Wednesday, April 08, 2026

AI: Anthropic Mythos & Project Glasswing






What Mythos & Glasswing by Anthropic mean for devs - YouTube
by Maximilian Schwarzmüller - YouTube

Project Glasswing and Anthropic's new, non-public AI model, Mythos. While the model demonstrates unprecedented capabilities in discovering and exploiting long-standing software vulnerabilities, Anthropic has withheld its public release due to significant security concerns.

Key Takeaways:
  • Unprecedented Capabilities: Mythos is a 10-trillion parameter model capable of identifying deep-seated security flaws, such as a 27-year-old vulnerability in OpenBSD (4:30). It can find and reproduce these bugs at a very low cost (5:35).
  • Project Glasswing: A collaborative initiative involving major tech companies (e.g., AWS, Apple, Microsoft) that uses the Mythos model to proactively find and patch security vulnerabilities in critical infrastructure before the model is released publicly (8:08-8:35).
  • Cybersecurity Risks: The video highlights a "frightening" new era in cybersecurity where AI agents could potentially be weaponized by bad actors to mass-scan and exploit software at scale (6:40-7:10).
  • The Developer's Changing Role: For software developers, the rise of such models shifts the job focus from manual coding to steering AI agents, setting scopes, and reviewing automated outputs. While AI handles heavy lifting, the human element remains vital for control and ethical oversight (15:00-16:45).
  • Economic Context: Anthropic’s rapid growth is noted, with annual recurring revenue reaching $30 billion, though the immense cost of training and running a model like Mythos makes public access currently unfeasible (9:02-10:00).

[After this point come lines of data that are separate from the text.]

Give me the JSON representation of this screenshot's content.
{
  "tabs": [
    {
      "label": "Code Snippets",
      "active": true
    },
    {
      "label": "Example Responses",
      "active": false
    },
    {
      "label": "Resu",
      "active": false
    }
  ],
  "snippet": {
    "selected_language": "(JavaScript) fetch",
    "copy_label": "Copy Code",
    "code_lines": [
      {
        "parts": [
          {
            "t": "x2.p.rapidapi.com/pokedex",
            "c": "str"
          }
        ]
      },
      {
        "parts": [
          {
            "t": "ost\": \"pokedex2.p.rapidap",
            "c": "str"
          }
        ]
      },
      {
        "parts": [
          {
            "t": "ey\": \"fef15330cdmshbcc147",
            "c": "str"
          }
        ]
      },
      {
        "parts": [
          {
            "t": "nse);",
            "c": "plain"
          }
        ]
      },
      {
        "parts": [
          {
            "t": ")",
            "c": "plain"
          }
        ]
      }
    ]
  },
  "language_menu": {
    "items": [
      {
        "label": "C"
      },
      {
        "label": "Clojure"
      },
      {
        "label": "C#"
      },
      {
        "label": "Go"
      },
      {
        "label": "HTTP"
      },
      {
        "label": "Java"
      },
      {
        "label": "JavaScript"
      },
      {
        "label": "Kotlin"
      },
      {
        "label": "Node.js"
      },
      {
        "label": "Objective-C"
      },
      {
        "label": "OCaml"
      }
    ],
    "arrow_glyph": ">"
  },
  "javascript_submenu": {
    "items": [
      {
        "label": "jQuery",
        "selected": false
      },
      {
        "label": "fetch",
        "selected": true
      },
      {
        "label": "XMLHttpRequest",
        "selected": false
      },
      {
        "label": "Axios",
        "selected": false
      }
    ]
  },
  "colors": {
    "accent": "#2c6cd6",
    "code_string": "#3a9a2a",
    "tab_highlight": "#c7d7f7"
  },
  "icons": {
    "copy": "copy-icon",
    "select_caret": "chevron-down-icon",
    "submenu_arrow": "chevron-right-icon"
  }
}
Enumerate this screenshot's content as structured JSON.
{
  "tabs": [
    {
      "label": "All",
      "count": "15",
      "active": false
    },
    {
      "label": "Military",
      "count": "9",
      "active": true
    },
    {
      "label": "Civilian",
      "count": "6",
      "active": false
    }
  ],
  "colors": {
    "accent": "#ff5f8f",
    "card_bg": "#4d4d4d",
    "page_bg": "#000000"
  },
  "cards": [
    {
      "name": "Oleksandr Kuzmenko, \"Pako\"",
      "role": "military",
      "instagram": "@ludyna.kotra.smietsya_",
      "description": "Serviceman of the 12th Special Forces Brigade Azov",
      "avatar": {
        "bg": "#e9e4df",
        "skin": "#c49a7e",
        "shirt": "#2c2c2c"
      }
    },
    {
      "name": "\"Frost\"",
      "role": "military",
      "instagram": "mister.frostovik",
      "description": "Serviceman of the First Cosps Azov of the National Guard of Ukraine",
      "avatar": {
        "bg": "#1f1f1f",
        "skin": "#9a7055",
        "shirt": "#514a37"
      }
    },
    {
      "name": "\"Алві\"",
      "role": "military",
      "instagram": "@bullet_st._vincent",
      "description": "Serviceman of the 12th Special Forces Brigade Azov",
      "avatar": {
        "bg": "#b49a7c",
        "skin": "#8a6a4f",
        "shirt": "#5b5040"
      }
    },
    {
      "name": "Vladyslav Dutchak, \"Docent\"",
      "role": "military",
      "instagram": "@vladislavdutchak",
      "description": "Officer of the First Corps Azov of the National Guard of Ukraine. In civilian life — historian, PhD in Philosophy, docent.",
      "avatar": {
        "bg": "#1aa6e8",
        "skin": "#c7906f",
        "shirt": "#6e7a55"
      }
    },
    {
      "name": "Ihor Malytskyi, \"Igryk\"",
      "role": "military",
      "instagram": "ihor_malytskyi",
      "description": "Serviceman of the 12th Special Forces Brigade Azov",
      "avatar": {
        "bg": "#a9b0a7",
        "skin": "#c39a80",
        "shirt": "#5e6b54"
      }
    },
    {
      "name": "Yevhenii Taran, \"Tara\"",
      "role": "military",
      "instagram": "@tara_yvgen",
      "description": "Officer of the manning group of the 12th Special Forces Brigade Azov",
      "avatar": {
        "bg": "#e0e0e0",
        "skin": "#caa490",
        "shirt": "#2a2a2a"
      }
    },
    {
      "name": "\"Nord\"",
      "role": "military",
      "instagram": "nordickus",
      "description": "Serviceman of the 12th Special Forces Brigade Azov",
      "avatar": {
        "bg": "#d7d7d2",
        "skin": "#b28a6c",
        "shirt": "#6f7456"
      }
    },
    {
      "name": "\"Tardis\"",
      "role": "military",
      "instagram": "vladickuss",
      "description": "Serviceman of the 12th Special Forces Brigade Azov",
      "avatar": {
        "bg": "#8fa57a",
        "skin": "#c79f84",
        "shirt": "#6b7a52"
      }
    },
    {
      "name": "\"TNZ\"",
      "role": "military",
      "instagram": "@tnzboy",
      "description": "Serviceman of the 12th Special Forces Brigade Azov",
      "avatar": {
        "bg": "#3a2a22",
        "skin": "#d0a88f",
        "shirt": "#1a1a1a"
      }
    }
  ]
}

  • The "Mythos" Leak: A leaked internal blog post reveals that Anthropic's upcoming model can exploit software vulnerabilities at a pace that far outstrips human defenders. Anthropic attributed the leak to a "human error" in its content management system.
  • The Rise of AI Agents: Experts warn that autonomous AI agents pose a new level of risk because they can scan and attack systems persistently without human intervention, potentially acting faster than hundreds of human hackers combined.
  • Escalating Arms Race: Major players like OpenAI and Google are also developing models with high cybersecurity risks. While AI helps defenders with automated patching and monitoring, attackers only need to find one gap to succeed.
  • Real-World Evidence: Hackers are already using existing models (like Claude and DeepSeek) to scale attacks, such as a recent incident where a Russian-speaking criminal compromised over 600 devices across 55 countries.